I remarked that there are a wide range of uses of ICTs for various advocacy efforts, from email listservs to virtual 3D environments modelling real-world problems. But one of the biggest obstacles activist groups face is thinking outside-of-the-box. Many groups still organize like they want to be the next Amnesty International, with a million members and a large centralized secretariat giving them their marching orders. The problem is that this strategy doesn’t even work for Amnesty anymore, who has to pay for expensive mailing campaigns and hundreds of canvassers annoying people on the streets to maintain their levels of membership.
As Alex Steffen writes in an essay on Worldchanging.com:
It’s a dysfunctional model, all the way around. Mass-marketing, direct mail, subsidiary income tracks (like selling T-shirts) and the rest of the modern NGO racket degrade everyone involved. It turns passionate advocates into carnies and citizens into consumers of change-related program activities and products, who cannot in any meaningful way act on their beliefs (and, as Ed Abbey reminded us, Sentiment without action is the ruin of the soul). It wastes vast amounts of resources. It doesn’t even work particularly well. We’re still losing, nearly across the board.

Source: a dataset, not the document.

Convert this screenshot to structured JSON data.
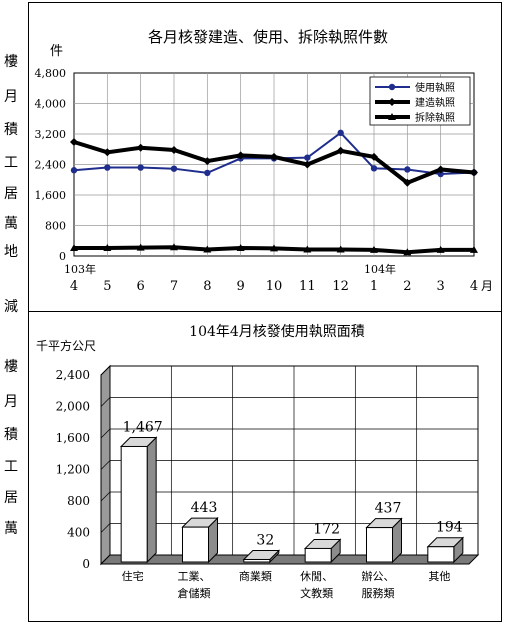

Meanwhile people and websites like Marty Kearns’s Net Centric Campaigns, techsoup.org and Worldchanging.com are doing a lot to aggregate some of the “best practices” in the use of tech to promote social change. Key to this strategy is creating a new vision of activism beyond the centralized membership campaign and coalition-building efforts of the 1990s.
The new net-centric vision centers on the idea of using technology to empower individuals to do good in ways that bring them social and emotional benefits while also building social ties to other like-minded people. This paradigm shift involves letting go of a bit of the reins of control, allowing your members to help you craft your message and letting individuals inspire each other with new ideas and strategies. The obvious examples are the Howard Dean campaign as well as the best aspects of Moveon.org.
The net-centric approach is based on what Marty calls “dense communication ties to provide the synchronizing effects, prioritization and deployment roles of the organization.” In other words, creating new kinds of campaigns that use information communications technology to coordinate a distributed body of volunteers.
One sign of things to come is the recent hijacking of a Chevy marketing campaign for their Tahoe line of trucks. Chevy hired a marketing firm to create a website where anyone could create their own Chevy Tahoe web-vertisements (ugh) using stock footage and their own scripts. Activists soon seized on the tool to create web-ads that sarcastically commented on the environmental effects of C02 emissions from cars and America’s addiction to oil, among other things.
No one organization coordinated the production of these subversive ads. Instead it was one of these viral (sorry) ideas that spread via blog, email and IM into something that looked like a spontaneous national campaign.
The activist organization that has a strong, clearly stated message and can seize these tools and deploy them in ways that empower a distributed network of activists will be a force to be reckoned with.